The authors propose two potential interpretations for this surprising finding:
- VLMs may be able to infer intentions without attempting to take the perspectives of the actors, relying instead on contextual cues and associative learning.
- The Three Mountain Task used in PerspectBench may require cognitive abilities beyond just level-2 perspective-taking, such as the simultaneous confrontation of perspectives in visual reasoning.
The study highlights the need for more contrasting experiments to dissociate the contributions of different pathways of action understanding and perspective-taking in VLMs.
Statisztikák
"Intentionality is the capacity of the mind to be directed toward, represent, or stand for objects, properties, or states of affairs for further executable actions."
"Theory-of-mind is commonly understood to be grounded in perspective-taking, the ability to cognitively undertake the perspective of another."
"4-year-olds consistently fail on Three Mountain Task.
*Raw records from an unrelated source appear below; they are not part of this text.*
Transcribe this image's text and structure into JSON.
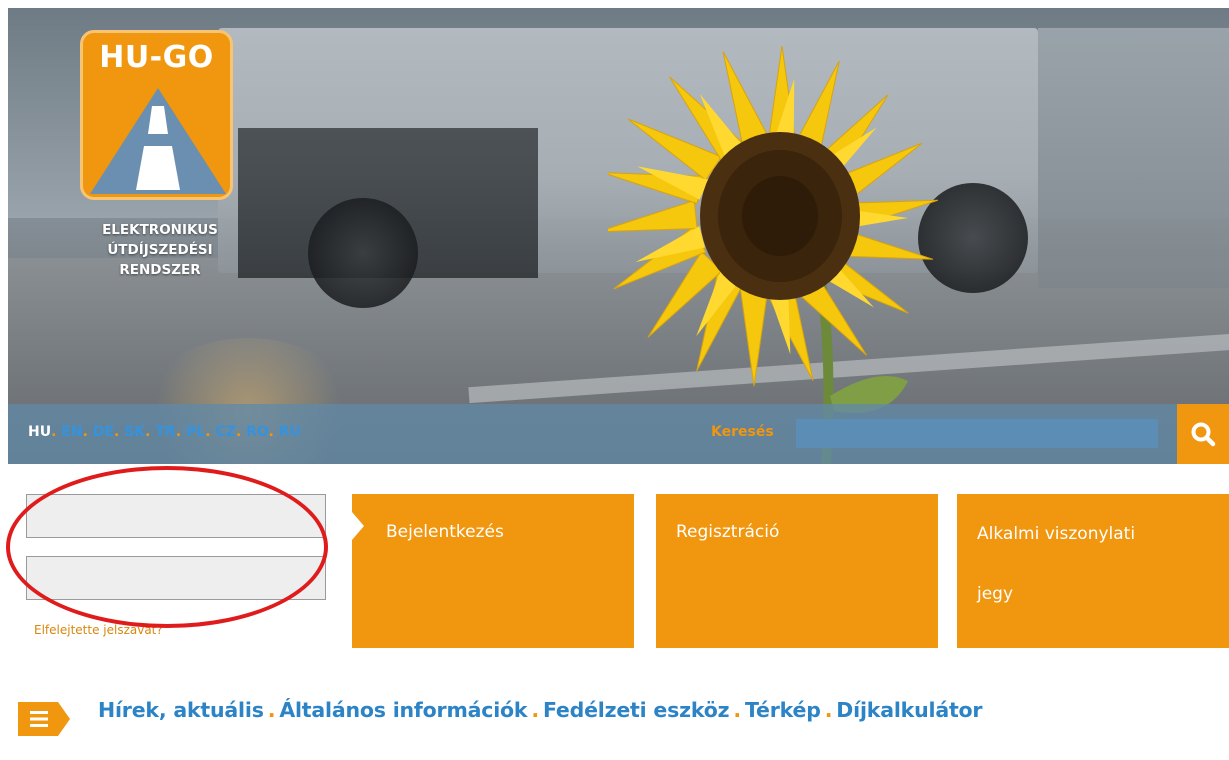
{
  "logo": {
    "title": "HU-GO",
    "subtitle_lines": [
      "ELEKTRONIKUS",
      "ÚTDÍJSZEDÉSI",
      "RENDSZER"
    ]
  },
  "languages": [
    {
      "code": "HU",
      "active": true
    },
    {
      "code": "EN",
      "active": false
    },
    {
      "code": "DE",
      "active": false
    },
    {
      "code": "SK",
      "active": false
    },
    {
      "code": "TR",
      "active": false
    },
    {
      "code": "PL",
      "active": false
    },
    {
      "code": "CZ",
      "active": false
    },
    {
      "code": "RO",
      "active": false
    },
    {
      "code": "RU",
      "active": false
    }
  ],
  "language_separator": ".",
  "search": {
    "label": "Keresés",
    "value": "",
    "icon": "search-icon"
  },
  "login": {
    "username_value": "",
    "password_value": "",
    "forgot_password": "Elfelejtette jelszavát?",
    "highlight_color": "#e01b1b"
  },
  "tiles": {
    "login": "Bejelentkezés",
    "registration": "Regisztráció",
    "ticket_line1": "Alkalmi viszonylati",
    "ticket_line2": "jegy"
  },
  "nav": {
    "menu_icon": "hamburger-icon",
    "separator": ".",
    "items": [
      "Hírek, aktuális",
      "Általános információk",
      "Fedélzeti eszköz",
      "Térkép",
      "Díjkalkulátor"
    ]
  },
  "colors": {
    "accent_orange": "#f0960f",
    "link_blue": "#2c84c7",
    "bar_blue": "#6289a6"
  }
}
This changes markedly as children enter the concrete operational stage. Children around age 6 could recognize perspectives different from their own. By ages 7–8, they could consistently and successfully identify the perspective of the other person."
Idézetek
"To truly understand intentional meaning, theory-of-mind—the ability to simulate the mental content of others is required."
"It is thus argued that perspective-taking grounds intentionality understanding in theory-of-mind."